When the Jacobian determinant equals zero at a point, the transformation collapses at least one dimension there. In mathematical terms, the function is no longer locally invertible: you can’t uniquely reverse the mapping. In physical terms, the consequences depend on the system.

In robotics, a zero Jacobian determinant signals a singularity where the robot arm loses the ability to move in some direction. For a two-link robot arm, this happens when the arm is fully extended or fully folded. At these configurations, no combination of joint motions can produce movement in certain Cartesian directions, and attempting to maintain a desired motion near a singularity would require impossibly fast joint speeds. Identifying these singularities is critical for path planning: you design the robot’s movements to avoid configurations where the Jacobian breaks down.

Robotics and Velocity Mapping

One of the most concrete applications of the Jacobian is in robotic arms. A robot arm has joints that rotate or slide, and the position of the hand (the end-effector) depends on all the joint angles through a set of nonlinear equations called forward kinematics. The Jacobian of this mapping relates joint velocities to end-effector velocities. If you know how fast each joint is spinning, multiplying that velocity vector by the Jacobian tells you how fast and in what direction the hand is moving.

You can think of the Jacobian as encoding the sensitivity of the hand’s motion to each joint’s motion. One column of the Jacobian represents the contribution of a single joint: if only that joint moves, the corresponding column tells you what direction and speed the hand follows. The full hand velocity is the sum of all these contributions. This relationship is essential for control. If you want the hand to move along a specific path, you invert the Jacobian to figure out what joint velocities you need, a process called resolved-rate control.

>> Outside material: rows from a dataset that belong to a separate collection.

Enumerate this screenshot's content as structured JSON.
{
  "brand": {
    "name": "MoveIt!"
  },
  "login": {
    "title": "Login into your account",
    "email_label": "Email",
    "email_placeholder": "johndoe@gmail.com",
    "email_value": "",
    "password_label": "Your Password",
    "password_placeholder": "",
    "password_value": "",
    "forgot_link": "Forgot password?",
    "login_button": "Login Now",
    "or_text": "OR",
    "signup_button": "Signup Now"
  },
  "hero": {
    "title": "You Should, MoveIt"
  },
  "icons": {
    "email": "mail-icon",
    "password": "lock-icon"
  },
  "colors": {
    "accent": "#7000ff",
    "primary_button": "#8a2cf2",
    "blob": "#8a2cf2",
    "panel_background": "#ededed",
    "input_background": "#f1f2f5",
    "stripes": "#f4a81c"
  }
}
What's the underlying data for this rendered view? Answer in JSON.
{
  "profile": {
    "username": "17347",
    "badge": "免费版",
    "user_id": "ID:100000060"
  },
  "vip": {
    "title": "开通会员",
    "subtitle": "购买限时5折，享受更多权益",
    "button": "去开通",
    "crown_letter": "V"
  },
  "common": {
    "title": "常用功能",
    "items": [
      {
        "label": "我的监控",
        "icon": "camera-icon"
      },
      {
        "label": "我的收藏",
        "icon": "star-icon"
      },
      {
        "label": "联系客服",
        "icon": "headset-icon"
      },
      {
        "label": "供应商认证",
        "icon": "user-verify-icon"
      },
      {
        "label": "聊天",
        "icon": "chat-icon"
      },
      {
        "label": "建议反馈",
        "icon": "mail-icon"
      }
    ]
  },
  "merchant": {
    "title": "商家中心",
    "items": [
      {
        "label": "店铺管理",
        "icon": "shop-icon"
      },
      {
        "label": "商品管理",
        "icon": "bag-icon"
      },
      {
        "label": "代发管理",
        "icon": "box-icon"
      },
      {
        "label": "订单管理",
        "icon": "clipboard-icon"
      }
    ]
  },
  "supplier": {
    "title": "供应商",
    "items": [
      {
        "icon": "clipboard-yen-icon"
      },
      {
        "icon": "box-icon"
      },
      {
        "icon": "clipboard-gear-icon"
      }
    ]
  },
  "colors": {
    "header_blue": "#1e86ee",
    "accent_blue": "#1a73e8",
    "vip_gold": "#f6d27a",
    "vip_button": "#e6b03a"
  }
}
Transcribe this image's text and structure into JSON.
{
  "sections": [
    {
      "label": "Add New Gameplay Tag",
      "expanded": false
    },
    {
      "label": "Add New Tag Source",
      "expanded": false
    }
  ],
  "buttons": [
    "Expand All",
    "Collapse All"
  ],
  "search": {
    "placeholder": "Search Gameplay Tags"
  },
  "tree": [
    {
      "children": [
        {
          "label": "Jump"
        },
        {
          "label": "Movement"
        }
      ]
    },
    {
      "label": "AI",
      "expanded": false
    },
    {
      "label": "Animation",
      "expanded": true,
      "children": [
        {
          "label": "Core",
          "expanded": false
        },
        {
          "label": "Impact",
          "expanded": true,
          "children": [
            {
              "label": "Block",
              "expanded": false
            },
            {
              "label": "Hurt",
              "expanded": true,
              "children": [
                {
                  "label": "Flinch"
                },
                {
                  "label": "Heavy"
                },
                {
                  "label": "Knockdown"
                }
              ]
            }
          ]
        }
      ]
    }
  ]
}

The Jacobian in Machine Learning

Neural networks rely on the Jacobian during training, though it’s rarely called by that name in introductory courses. Backpropagation, the algorithm used to train virtually all neural networks, computes how the network’s loss function changes with respect to each weight. For networks with multiple layers, this requires tracking how the output of one layer affects the output of the next, all the way through the network. The matrix of partial derivatives connecting one layer’s outputs to another layer’s outputs is a Jacobian.

The gradients used to update each weight depend on these Jacobian terms multiplied together across layers. This chain of multiplications creates a well-known practical problem. If the Jacobian matrices at each layer tend to shrink values (eigenvalues less than 1), the gradient signal decays exponentially as it propagates backward through many layers, a problem called vanishing gradients. If they tend to amplify values, gradients explode. Much of modern neural network architecture design, from residual connections to careful weight initialization, exists specifically to keep these layer-to-layer Jacobians well-behaved so that training remains stable.

Putting It Together

Across all these applications, the Jacobian does the same fundamental thing: it captures how a multivariable function transforms small changes in its inputs into changes in its outputs. In calculus, it corrects for distortion when switching coordinate systems. In robotics, it translates joint motions into hand motions. In machine learning, it propagates error signals backward through layers. In control engineering, it linearizes a messy nonlinear system into something manageable. The math is identical each time. What changes is the interpretation.